Sovyetler Birliği zamanında ayrımcılık, şiddet ve bazen cinayetlere maruz kalan Yahudiler, bir şekilde dinlerini gizlemek, dolayısıyla Yahudi geleneklerinden uzaklaşmak zorunda kalmışlardı. Özellikle Rus Yahudileri, Almanyaya geldikleri dönemde ülkede bulunan Yahudi cemaatlerinden büyük ölçüde yardım aldılar. Birçoğu Yidiş (Alman İbranicesi) ya da Almanca değil, yalnızca Rusça konuşuyordu. Ev, iş bulmak ve Almancayı öğrenmek için yardıma ihtiyaçları vardı. Yahudilere dinlerini özgürce yaşayabilecekleri ve öğrenecekleri ortam yeniden yaratılmalıydı.
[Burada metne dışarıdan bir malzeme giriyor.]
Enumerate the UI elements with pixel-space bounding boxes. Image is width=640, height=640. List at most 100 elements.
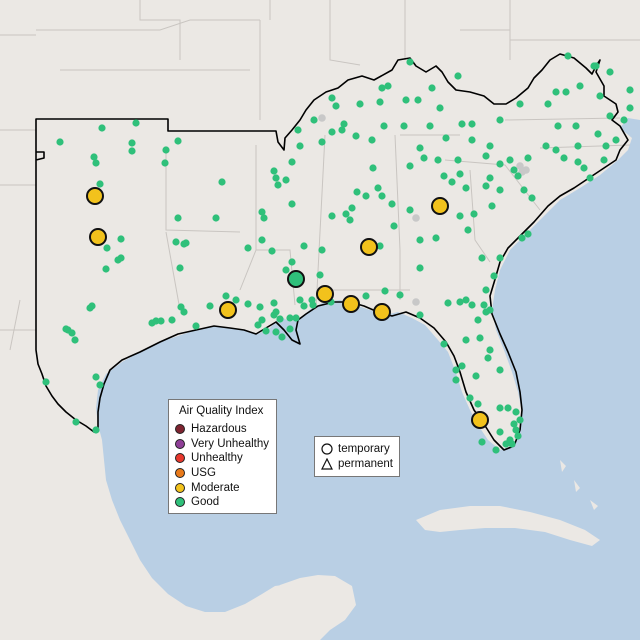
- good-site-marker[interactable]: [288, 200, 296, 208]
- good-site-marker[interactable]: [376, 242, 384, 250]
- good-site-marker[interactable]: [496, 404, 504, 412]
- good-site-marker[interactable]: [86, 304, 94, 312]
- good-site-marker[interactable]: [468, 301, 476, 309]
- good-site-marker[interactable]: [176, 264, 184, 272]
- good-site-marker[interactable]: [434, 156, 442, 164]
- good-site-marker[interactable]: [456, 170, 464, 178]
- good-site-marker[interactable]: [482, 286, 490, 294]
- good-site-marker[interactable]: [260, 214, 268, 222]
- good-site-marker[interactable]: [516, 416, 524, 424]
- good-site-marker[interactable]: [504, 404, 512, 412]
- good-site-marker[interactable]: [272, 308, 280, 316]
- good-site-marker[interactable]: [71, 336, 79, 344]
- good-site-marker[interactable]: [294, 126, 302, 134]
- good-site-marker[interactable]: [496, 428, 504, 436]
- good-site-marker[interactable]: [426, 122, 434, 130]
- moderate-site-marker[interactable]: [431, 197, 449, 215]
- good-site-marker[interactable]: [318, 246, 326, 254]
- moderate-site-marker[interactable]: [316, 285, 334, 303]
- good-site-marker[interactable]: [274, 181, 282, 189]
- good-site-marker[interactable]: [296, 142, 304, 150]
- good-site-marker[interactable]: [496, 254, 504, 262]
- good-site-marker[interactable]: [510, 420, 518, 428]
- good-site-marker[interactable]: [596, 92, 604, 100]
- good-site-marker[interactable]: [442, 134, 450, 142]
- good-site-marker[interactable]: [606, 112, 614, 120]
- good-site-marker[interactable]: [474, 400, 482, 408]
- good-site-marker[interactable]: [128, 139, 136, 147]
- good-site-marker[interactable]: [510, 166, 518, 174]
- good-site-marker[interactable]: [268, 247, 276, 255]
- good-site-marker[interactable]: [554, 122, 562, 130]
- good-site-marker[interactable]: [486, 142, 494, 150]
- good-site-marker[interactable]: [356, 100, 364, 108]
- good-site-marker[interactable]: [288, 258, 296, 266]
- good-site-marker[interactable]: [368, 136, 376, 144]
- good-site-marker[interactable]: [576, 82, 584, 90]
- good-site-marker[interactable]: [440, 340, 448, 348]
- good-site-marker[interactable]: [96, 381, 104, 389]
- good-site-marker[interactable]: [270, 167, 278, 175]
- good-site-marker[interactable]: [396, 291, 404, 299]
- good-site-marker[interactable]: [620, 116, 628, 124]
- good-site-marker[interactable]: [388, 200, 396, 208]
- good-site-marker[interactable]: [514, 172, 522, 180]
- good-site-marker[interactable]: [286, 325, 294, 333]
- good-site-marker[interactable]: [346, 216, 354, 224]
- good-site-marker[interactable]: [516, 100, 524, 108]
- inactive-site-marker[interactable]: [522, 166, 530, 174]
- good-site-marker[interactable]: [518, 234, 526, 242]
- good-site-marker[interactable]: [232, 296, 240, 304]
- good-site-marker[interactable]: [390, 222, 398, 230]
- good-site-marker[interactable]: [488, 202, 496, 210]
- good-site-marker[interactable]: [528, 194, 536, 202]
- good-site-marker[interactable]: [492, 446, 500, 454]
- good-site-marker[interactable]: [486, 174, 494, 182]
- good-site-marker[interactable]: [288, 158, 296, 166]
- good-site-marker[interactable]: [626, 86, 634, 94]
- good-site-marker[interactable]: [496, 186, 504, 194]
- good-site-marker[interactable]: [172, 238, 180, 246]
- good-site-marker[interactable]: [402, 96, 410, 104]
- good-site-marker[interactable]: [586, 174, 594, 182]
- good-site-marker[interactable]: [338, 126, 346, 134]
- good-site-marker[interactable]: [428, 84, 436, 92]
- good-site-marker[interactable]: [524, 230, 532, 238]
- good-site-marker[interactable]: [96, 180, 104, 188]
- good-site-marker[interactable]: [348, 204, 356, 212]
- good-site-marker[interactable]: [406, 206, 414, 214]
- good-site-marker[interactable]: [353, 188, 361, 196]
- good-temporary-site-marker[interactable]: [287, 270, 305, 288]
- good-site-marker[interactable]: [276, 315, 284, 323]
- good-site-marker[interactable]: [552, 88, 560, 96]
- good-site-marker[interactable]: [416, 311, 424, 319]
- good-site-marker[interactable]: [258, 316, 266, 324]
- moderate-site-marker[interactable]: [373, 303, 391, 321]
- good-site-marker[interactable]: [464, 226, 472, 234]
- good-site-marker[interactable]: [416, 144, 424, 152]
- good-site-marker[interactable]: [254, 321, 262, 329]
- good-site-marker[interactable]: [92, 373, 100, 381]
- good-site-marker[interactable]: [318, 138, 326, 146]
- good-site-marker[interactable]: [72, 418, 80, 426]
- good-site-marker[interactable]: [256, 303, 264, 311]
- good-site-marker[interactable]: [420, 154, 428, 162]
- good-site-marker[interactable]: [506, 156, 514, 164]
- good-site-marker[interactable]: [482, 152, 490, 160]
- good-site-marker[interactable]: [282, 266, 290, 274]
- good-site-marker[interactable]: [262, 327, 270, 335]
- good-site-marker[interactable]: [456, 212, 464, 220]
- good-site-marker[interactable]: [92, 426, 100, 434]
- good-site-marker[interactable]: [316, 271, 324, 279]
- good-site-marker[interactable]: [152, 317, 160, 325]
- good-site-marker[interactable]: [462, 336, 470, 344]
- good-site-marker[interactable]: [472, 372, 480, 380]
- good-site-marker[interactable]: [468, 136, 476, 144]
- good-site-marker[interactable]: [56, 138, 64, 146]
- good-site-marker[interactable]: [414, 96, 422, 104]
- good-site-marker[interactable]: [362, 192, 370, 200]
- inactive-site-marker[interactable]: [516, 162, 524, 170]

Fakat yaklaşık 200 bin göçmene rağmen, yalnızca 105 bin Yahudi resmi olarak ülkede bulunuyor; çünkü göç eden Yahudilerin çoğu Yahudiliği yeniden yaşamak için çaba sarf etmiyor. Bazılarına göre bu bir tercihken, bazılarının babası Yahudi, annesinin olmamasından dolayı reddedilmelerinden kaynaklanıyor. Yalnızca az bir kısmı Yidiş konuşuyor ve din ile kültür hakkında bilgi sahibi. Berlinde yaşayanların birçoğu da Yahudi olmayan kişilerle evli.
Yurtdışında yayınlanan bir makalede Yahudi Kültür Merkezinden Johann Coldenin şu sözleri düşündürücü: Almanyanın Yahudilere karşı davranışları hala klişelerle dolu. Birisi Yahudi ama laik olduğunu söylediğinde, bunun ne demek olduğunu anlamıyorlar
Temeli eski Doğu Almanyaya dayanan Yahudi Kültür Merkezi, Rus Yahudilerinin Almanyaya alınmasını sağlayan ilk gruplardan biri olarak biliniyor. Fakat günümüzde hükümet dindar olmayan Yahudilerin ülkeye girişini kısıtlamaya çalışıyor. Önceleri yalnızca kimlik göstermek yeterliyken, bugün ülkeye göç edebilecek kişilere karar vermek için puantaj sistemi olarak adlandırılan uygulama sürdürülüyor. Bu sisteme göre göçmenlerin yaş ve vasıfları inceleniyor. Bu sebeple birçok aile birbirinden kopuyor ve yalnızca genç olanlar kolayca Almanyaya yerleşebiliyor.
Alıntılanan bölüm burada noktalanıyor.